Star Gazing: Taking astronomy underground – BCLocalNews
We put our radio telescopes in valleys that screen them from man-made interference, but where there is a good view of the sky. Our optical telescopes get put in dark places, often on top of mountains, above the part of the atmosphere that makes the images shimmer, and of course, once again with a good view of the sky.
It, therefore, sounds counterintuitive to put astronomical instruments underground, usually as far down as possible, or deep in the Arctic or Antarctic ice. We have also put instruments in the deep ocean.
As we move around in our daily lives, huge numbers of high-energy particles are sleeting through us, producing no noticeable effect, and doing us no harm.
These particles are called neutrinos since they have no electrical charge. They also have almost no mass and travel close to the speed of light. Since they pass through matter as though it does not exist, it is very hard to make anything that can detect them. However, on very rare occasions a neutrino does interact with an atom. In this case, “rare” means one in 1E36 (one followed by 36 zeros) neutrinos passing through the Earth may actually hit something. When this happens, the result is a tiny flash of light. Considering their extreme elusiveness, why bother trying to observe neutrinos at all?
Actually, the reason we want to do this is also the reason they are hard to detect; they pass through anything and are almost totally unaffected. For example, they provide the only direct way we can look into the core of the sun and other stars. The energy produced in a star’s core has a long, circuitous trip to the surface of the star (its photosphere) before being radiated into space. It gets passed from one atom to another so that after bouncing from atom to atom for around 200,000 years, it radiates off into space. By that time it carries very little information about the processes that produced it, or even perhaps whether that energy process has changed. However, energy production in stars also produces neutrinos. These escape from the star with no problem at all, so that when we observe them, we are seeing things produced mere minutes ago. There are other high-energy processes taking place in space which produce neutrinos; these include supernova explosions and things taking place close to black holes. If we have a scientific need to detect them, how can we do that?
Typically we want a huge number of atoms, with detectors watching them to pick up those faint flashes produced when a neutrino gets caught. A really huge volume of clear liquid or solid, surrounded by detectors would do the job. For example, the Sudbury Neutrino Observatory, located 2.1 kilometres underground in a mine near Sudbury, Ont., consists of a big spherical tank containing over 1000 tonnes of heavy water, with the inside wall covered with around 9600 light sensors. Other neutrino detectors consist of arrays of sensors buried in ice, or at the bottom of the sea. We have to put our neutrino telescopes far underground, under ice or underwater to block out the other particles arriving from space. Even then, our preferred observing direction is downwards, through the rest of the thickness of the Earth. Anything managing to reach the detector through the diameter of the Earth will almost certainly be a neutrino. Moreover, the light flash can tell us the direction in which the neutrino is moving.
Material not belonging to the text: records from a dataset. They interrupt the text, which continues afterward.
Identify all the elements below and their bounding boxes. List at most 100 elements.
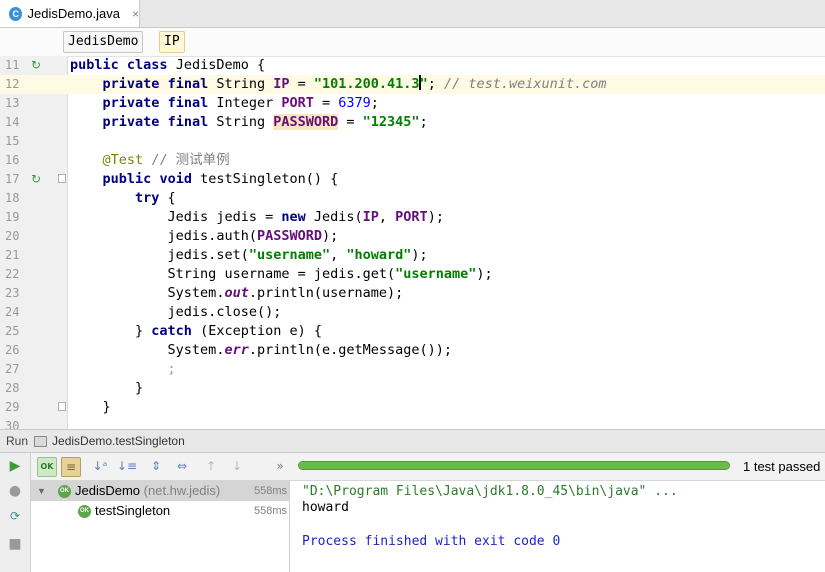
code-line: 25 } catch (Exception e) { [0, 322, 825, 341]
line-number: 29 [5, 400, 20, 414]
code-text: jedis.close(); [167, 304, 282, 320]
code-text: } [135, 380, 144, 396]
code-line: 24 jedis.close(); [0, 303, 825, 322]
breadcrumb-class[interactable]: JedisDemo [63, 31, 144, 53]
breadcrumb: JedisDemo IP [0, 28, 825, 57]
code-text: Jedis jedis = new Jedis(IP, PORT); [167, 209, 444, 225]
sort-by-duration-icon[interactable]: ↓≡ [117, 457, 137, 475]
line-number: 17 [5, 172, 20, 186]
code-text: } catch (Exception e) { [135, 323, 322, 339]
run-method-icon[interactable]: ↻ [31, 172, 41, 187]
line-number: 15 [5, 134, 20, 148]
run-tool-window-header: Run JedisDemo.testSingleton [0, 429, 825, 453]
code-line: 29 } [0, 398, 825, 417]
run-label[interactable]: Run [6, 434, 28, 448]
close-tab-icon[interactable]: × [132, 7, 139, 21]
test-progress-bar [298, 461, 730, 470]
show-passed-button[interactable]: OK [37, 457, 57, 477]
code-text: System.out.println(username); [167, 285, 404, 301]
java-class-icon: C [9, 6, 23, 21]
run-action-strip: ▶ ● ⟳ ■ [0, 453, 31, 572]
test-method-name: testSingleton [95, 503, 171, 518]
run-config-title[interactable]: JedisDemo.testSingleton [52, 434, 185, 448]
code-text: System.err.println(e.getMessage()); [167, 342, 453, 358]
rerun-failed-icon[interactable]: ● [7, 483, 23, 499]
toggle-auto-test-icon[interactable]: ⟳ [7, 508, 23, 524]
line-number: 25 [5, 324, 20, 338]
next-test-icon[interactable]: ↓ [229, 457, 245, 475]
test-class-name: JedisDemo (net.hw.jedis) [75, 483, 221, 498]
expand-all-icon[interactable]: ⇕ [147, 457, 165, 475]
code-text: } [102, 399, 111, 415]
code-text: private final String PASSWORD = "12345"; [102, 114, 428, 130]
fold-marker-icon[interactable] [58, 402, 66, 411]
code-line: 20 jedis.auth(PASSWORD); [0, 227, 825, 246]
code-line: 18 try { [0, 189, 825, 208]
line-number: 22 [5, 267, 20, 281]
code-text: @Test // 测试单例 [102, 152, 230, 168]
code-line: 19 Jedis jedis = new Jedis(IP, PORT); [0, 208, 825, 227]
code-line-current: 12 private final String IP = "101.200.41… [0, 75, 825, 94]
test-results-tree: ▼ OK JedisDemo (net.hw.jedis) 558ms OK t… [31, 481, 290, 572]
collapse-arrow-icon[interactable]: ▼ [37, 481, 46, 501]
console-output-line: howard [302, 500, 349, 515]
rerun-play-icon[interactable]: ▶ [7, 458, 23, 474]
code-line: 13 private final Integer PORT = 6379; [0, 94, 825, 113]
run-class-icon[interactable]: ↻ [31, 58, 41, 73]
line-number: 26 [5, 343, 20, 357]
line-number: 11 [5, 58, 20, 72]
test-progress-fill [299, 462, 729, 469]
editor-tab-jedisdemo[interactable]: C JedisDemo.java × [0, 0, 140, 27]
line-number: 14 [5, 115, 20, 129]
code-line: 21 jedis.set("username", "howard"); [0, 246, 825, 265]
stop-icon[interactable]: ■ [7, 536, 23, 552]
code-line: 26 System.err.println(e.getMessage()); [0, 341, 825, 360]
test-passed-icon: OK [58, 485, 71, 498]
line-number: 21 [5, 248, 20, 262]
collapse-all-icon[interactable]: ⇔ [173, 457, 191, 475]
sort-alphabetically-icon[interactable]: ↓ᵃ [91, 457, 109, 475]
run-toolbar: OK ≡ ↓ᵃ ↓≡ ⇕ ⇔ ↑ ↓ » 1 test passed [31, 453, 825, 481]
line-number: 28 [5, 381, 20, 395]
breadcrumb-field[interactable]: IP [159, 31, 185, 53]
code-line: 16 @Test // 测试单例 [0, 151, 825, 170]
test-tree-row-class[interactable]: ▼ OK JedisDemo (net.hw.jedis) 558ms [31, 481, 289, 501]
line-number: 24 [5, 305, 20, 319]
previous-test-icon[interactable]: ↑ [203, 457, 219, 475]
code-line: 28 } [0, 379, 825, 398]
line-number: 30 [5, 419, 20, 429]
code-line: 17 ↻ public void testSingleton() { [0, 170, 825, 189]
code-line: 23 System.out.println(username); [0, 284, 825, 303]
line-number: 23 [5, 286, 20, 300]
code-line: 30 [0, 417, 825, 429]
show-ignored-icon[interactable]: ≡ [61, 457, 81, 477]
code-text: public void testSingleton() { [102, 171, 339, 187]
test-status-text: 1 test passed [743, 459, 821, 474]
console-output[interactable]: "D:\Program Files\Java\jdk1.8.0_45\bin\j… [290, 481, 825, 572]
code-line: 11 ↻ public class JedisDemo { [0, 56, 825, 75]
code-text: ; [167, 361, 176, 377]
code-text: try { [135, 190, 176, 206]
code-text: private final String IP = "101.200.41.3"… [102, 75, 607, 92]
line-number: 18 [5, 191, 20, 205]
fold-marker-icon[interactable] [58, 174, 66, 183]
line-number: 19 [5, 210, 20, 224]
code-text: private final Integer PORT = 6379; [102, 95, 379, 111]
test-passed-icon: OK [78, 505, 91, 518]
code-text: String username = jedis.get("username"); [167, 266, 493, 282]
line-number: 20 [5, 229, 20, 243]
test-duration: 558ms [253, 505, 287, 517]
code-text: jedis.set("username", "howard"); [167, 247, 428, 263]
line-number: 12 [5, 77, 20, 91]
test-tree-row-method[interactable]: OK testSingleton 558ms [31, 501, 289, 521]
more-actions-icon[interactable]: » [273, 457, 287, 475]
code-editor[interactable]: 11 ↻ public class JedisDemo { 12 private… [0, 56, 825, 429]
run-config-icon [34, 435, 48, 447]
editor-tab-bar: C JedisDemo.java × [0, 0, 825, 28]
code-line: 14 private final String PASSWORD = "1234… [0, 113, 825, 132]
test-duration: 558ms [253, 485, 287, 497]
line-number: 16 [5, 153, 20, 167]
code-line: 27 ; [0, 360, 825, 379]
code-text: public class JedisDemo { [70, 57, 266, 73]
console-command-line: "D:\Program Files\Java\jdk1.8.0_45\bin\j… [302, 484, 678, 499]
These elusive particles are proving to be a powerful tool for studying places we cannot observe in any other way. It is intriguing to consider that we make these observations from deep under the ground, ocean, or ice caps, looking downward.
Look for Mars low in the predawn glow and Jupiter and Venus low in the southwest in the post-sunset glow. Saturn is low in the southwest after sunset. The moon reaches last quarter on Nov. 19 and will be new on Nov. 26.